Quoiqu'il en soit en excluant ces erreurs multiples qui proviennent de la croyance un peu naïve dans l'efficience des marchés, le principe même d'une fonction publique qui pèserait affreusement sur le reste de l'économie me pose problème. Pour deux raisons essentielles, la première c'est que la fonction publique si elle ne correspond pas à la demande d'un marché au sens économique direct du terme, est tout de même sous la coupe de l'état. Or l'état est lui même le fruit de la représentation nationale qui par définition en France est élu donc correspond à la volonté du peuple. Dés lors on peut dire que la fonction publique obéi à une certaine forme de marché non par le biais du marché économique mais par celui du marché politique. Bien sûr ici nous voyons l'opposition latente qu'il y a entre le libéralisme politique et le libéralisme économique, le second reniant de plus en plus le premier. Rien n'empêche les français de mettre au pouvoir des politique voulant réduire le nombre de fonctionnaire, ou les augmenter dans tel ou tel secteur d'activité. Donc dire que la fonction publique serait une espèce de monstre autonome n'ayant de compte à rendre à personne est quand même largement exagéré. D'autant que cela fait longtemps en réalité que la fonction publique française subit des coupes sombres, et il se pourrait à terme que les français se mettent à regretter la faiblesse du nombre de fonctionnaire. Et l'actuelle politique débile qui consiste à ne pas renouveler un fonctionnaire sur deux, sans se soucier justement des besoins et donc de l'offre et de la demande, devrait choquer en premier lieu nos amis libéraux si prompte à s'inquiéter des actes non validé par le marché. Quoi de moins respectueux du marché qu'un dirigeant qui licencie ses salariés sans se soucier de savoir s'il pourra fournir les produits demander par le marché.
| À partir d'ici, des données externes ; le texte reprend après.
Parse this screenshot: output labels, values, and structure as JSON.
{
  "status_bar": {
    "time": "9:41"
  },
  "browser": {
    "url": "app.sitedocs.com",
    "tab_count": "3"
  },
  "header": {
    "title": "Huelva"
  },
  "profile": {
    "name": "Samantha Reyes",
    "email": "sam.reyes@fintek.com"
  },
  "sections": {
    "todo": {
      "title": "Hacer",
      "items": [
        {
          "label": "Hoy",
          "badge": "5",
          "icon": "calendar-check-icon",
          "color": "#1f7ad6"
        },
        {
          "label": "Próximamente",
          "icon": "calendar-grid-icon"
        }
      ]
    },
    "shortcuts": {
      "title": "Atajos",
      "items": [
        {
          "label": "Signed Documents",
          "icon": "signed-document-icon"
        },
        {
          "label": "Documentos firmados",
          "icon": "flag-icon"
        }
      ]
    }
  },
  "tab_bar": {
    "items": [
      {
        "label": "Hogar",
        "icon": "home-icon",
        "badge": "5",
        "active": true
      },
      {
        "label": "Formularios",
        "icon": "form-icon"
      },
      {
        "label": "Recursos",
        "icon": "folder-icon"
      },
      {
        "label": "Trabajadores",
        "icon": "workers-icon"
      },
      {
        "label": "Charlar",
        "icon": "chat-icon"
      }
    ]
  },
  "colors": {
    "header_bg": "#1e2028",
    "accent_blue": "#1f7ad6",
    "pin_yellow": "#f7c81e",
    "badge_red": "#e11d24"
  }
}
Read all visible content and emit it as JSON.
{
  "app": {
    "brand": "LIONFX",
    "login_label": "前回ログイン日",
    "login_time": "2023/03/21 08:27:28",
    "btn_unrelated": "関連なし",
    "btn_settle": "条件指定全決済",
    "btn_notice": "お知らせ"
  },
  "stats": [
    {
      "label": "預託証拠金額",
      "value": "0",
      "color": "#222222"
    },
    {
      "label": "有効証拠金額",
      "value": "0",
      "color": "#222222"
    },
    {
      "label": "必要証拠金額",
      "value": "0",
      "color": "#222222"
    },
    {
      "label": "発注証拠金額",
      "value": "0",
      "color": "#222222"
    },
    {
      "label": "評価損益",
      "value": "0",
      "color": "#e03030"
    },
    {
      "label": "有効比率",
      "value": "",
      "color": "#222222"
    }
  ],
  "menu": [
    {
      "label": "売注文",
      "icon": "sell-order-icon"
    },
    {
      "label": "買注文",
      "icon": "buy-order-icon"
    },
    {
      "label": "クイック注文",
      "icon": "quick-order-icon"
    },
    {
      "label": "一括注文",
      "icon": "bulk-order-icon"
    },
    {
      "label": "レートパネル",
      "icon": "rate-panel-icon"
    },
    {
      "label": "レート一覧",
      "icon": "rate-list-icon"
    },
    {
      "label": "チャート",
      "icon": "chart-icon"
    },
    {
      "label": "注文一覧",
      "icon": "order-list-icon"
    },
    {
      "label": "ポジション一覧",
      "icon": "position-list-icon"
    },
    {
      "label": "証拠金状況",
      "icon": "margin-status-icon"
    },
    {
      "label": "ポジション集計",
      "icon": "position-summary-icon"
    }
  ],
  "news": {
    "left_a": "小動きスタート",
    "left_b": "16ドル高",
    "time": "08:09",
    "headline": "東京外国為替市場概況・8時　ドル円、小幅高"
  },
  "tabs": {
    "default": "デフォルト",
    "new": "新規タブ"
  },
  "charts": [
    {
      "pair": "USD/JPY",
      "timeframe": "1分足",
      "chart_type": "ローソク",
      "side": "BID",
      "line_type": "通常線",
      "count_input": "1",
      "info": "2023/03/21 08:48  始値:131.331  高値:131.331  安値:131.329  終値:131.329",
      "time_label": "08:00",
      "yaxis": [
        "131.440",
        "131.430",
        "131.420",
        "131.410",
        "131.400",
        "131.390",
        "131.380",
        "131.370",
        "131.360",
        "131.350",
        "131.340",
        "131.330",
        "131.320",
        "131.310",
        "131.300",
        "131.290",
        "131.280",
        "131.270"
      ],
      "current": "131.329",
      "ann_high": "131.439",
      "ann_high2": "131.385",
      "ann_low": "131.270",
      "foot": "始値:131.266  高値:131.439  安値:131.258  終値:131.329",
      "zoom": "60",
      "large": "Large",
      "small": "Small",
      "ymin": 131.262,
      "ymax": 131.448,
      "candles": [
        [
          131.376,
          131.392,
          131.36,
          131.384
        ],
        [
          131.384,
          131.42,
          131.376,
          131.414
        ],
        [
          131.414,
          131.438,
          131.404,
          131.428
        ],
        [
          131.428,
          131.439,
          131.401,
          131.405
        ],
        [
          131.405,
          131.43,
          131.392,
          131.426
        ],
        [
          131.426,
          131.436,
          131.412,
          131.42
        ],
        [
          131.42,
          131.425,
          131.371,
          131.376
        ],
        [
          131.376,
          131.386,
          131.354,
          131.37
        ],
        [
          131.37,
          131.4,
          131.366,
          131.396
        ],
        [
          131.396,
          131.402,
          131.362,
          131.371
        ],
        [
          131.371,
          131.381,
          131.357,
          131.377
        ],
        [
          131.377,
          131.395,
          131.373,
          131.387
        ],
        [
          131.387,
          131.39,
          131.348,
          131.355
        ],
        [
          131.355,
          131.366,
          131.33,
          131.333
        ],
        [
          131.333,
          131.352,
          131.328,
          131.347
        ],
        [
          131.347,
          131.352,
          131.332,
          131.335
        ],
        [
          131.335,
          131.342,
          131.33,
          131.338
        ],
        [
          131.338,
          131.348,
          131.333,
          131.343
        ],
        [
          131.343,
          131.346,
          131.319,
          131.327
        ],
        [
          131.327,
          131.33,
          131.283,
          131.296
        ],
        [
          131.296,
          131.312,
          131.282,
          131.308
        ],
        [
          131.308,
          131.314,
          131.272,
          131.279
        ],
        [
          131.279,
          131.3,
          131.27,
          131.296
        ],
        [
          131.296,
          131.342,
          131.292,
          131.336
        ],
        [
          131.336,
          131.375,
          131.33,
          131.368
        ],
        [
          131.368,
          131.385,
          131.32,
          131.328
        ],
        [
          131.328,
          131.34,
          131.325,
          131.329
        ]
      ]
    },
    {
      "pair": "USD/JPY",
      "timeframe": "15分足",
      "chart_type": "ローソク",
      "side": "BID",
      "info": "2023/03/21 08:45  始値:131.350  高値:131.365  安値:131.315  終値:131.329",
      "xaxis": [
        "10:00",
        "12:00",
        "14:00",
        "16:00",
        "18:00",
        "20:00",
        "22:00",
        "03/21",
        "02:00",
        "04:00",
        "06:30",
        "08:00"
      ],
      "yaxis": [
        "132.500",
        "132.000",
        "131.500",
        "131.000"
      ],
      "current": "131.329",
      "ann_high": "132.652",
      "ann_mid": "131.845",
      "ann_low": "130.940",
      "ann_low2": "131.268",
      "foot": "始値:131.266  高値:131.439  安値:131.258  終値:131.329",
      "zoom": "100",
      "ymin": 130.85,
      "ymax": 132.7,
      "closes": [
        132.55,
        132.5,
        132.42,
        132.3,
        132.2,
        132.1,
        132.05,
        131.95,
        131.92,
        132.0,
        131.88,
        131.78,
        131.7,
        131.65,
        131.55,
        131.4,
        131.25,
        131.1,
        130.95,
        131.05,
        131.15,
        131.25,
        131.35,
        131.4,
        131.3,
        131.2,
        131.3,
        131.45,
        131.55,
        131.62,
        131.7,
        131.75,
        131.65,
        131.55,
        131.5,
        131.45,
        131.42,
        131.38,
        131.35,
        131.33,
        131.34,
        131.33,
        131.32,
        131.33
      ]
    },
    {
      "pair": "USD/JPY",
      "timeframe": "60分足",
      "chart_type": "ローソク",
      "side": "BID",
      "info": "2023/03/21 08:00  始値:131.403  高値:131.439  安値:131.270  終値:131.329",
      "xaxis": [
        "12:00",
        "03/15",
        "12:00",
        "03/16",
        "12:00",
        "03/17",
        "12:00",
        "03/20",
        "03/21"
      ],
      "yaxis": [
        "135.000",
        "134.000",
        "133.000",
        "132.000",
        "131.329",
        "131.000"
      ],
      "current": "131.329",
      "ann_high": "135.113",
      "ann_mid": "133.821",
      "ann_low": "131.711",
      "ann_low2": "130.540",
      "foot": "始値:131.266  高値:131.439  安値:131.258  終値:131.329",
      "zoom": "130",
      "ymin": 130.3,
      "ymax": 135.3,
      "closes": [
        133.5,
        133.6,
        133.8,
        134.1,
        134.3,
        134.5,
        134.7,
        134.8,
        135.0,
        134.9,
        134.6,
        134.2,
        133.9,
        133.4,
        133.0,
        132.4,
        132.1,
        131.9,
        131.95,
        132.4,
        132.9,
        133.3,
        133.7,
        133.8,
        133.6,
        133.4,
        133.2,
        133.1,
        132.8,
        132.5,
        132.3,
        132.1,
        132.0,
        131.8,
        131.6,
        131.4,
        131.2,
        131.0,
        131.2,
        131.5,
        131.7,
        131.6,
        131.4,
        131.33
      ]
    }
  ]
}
L'économie est un circuit fermé
Le deuxième point, le plus important est qu'il est bien difficile d'un point de vue comptable de distinguer qui nourrit qui dans le système économique globale. Dire que la fonction publique est nourrie pas le secteur privé parce qu'elle est payée par l'impôt c'est bien vite oublier que les fonctionnaires font écouler à leur tour ce qu'ils reçoivent sous la forme de consommation. Si nous licencions du jour au lendemain toute la fonction publique que resterait-il du secteur privé français? De toutes ces PME qui vivent de la consommation de ces salauds de fonctionnaires? Nous pourrions inverser le raisonnement et dire que ce sont les salaires du publique qui permettent au finale à une bonne partie de notre économie, notamment celle des petits commerces de continuer à subsister. D'autant que grâce à une certaines sécurité de l'emploi, les fonctionnaires français sont les derniers travailleurs du pays à pouvoir un peu se projeter dans l'avenir, cela permet d'obtenir des emprunts plus facilement à la banque que lorsque l'on est intérimaire. Ce qui augmente le pouvoir d'achat de la fonction publique et donc leur propension à consommer. Dans une société totalement dérégulée où les salariés sont traités comme des chiens et où l'industrie et les bons emplois s'en vont en Chine, les fonctionnaires sont le dernier socle de stabilité sociale, après leur disparition il n'y aura plus d'économie à proprement parlée, juste un No Man's Land peuplé de misérables se battant pour les miettes d'une société disparue, celle de l'emploi stable.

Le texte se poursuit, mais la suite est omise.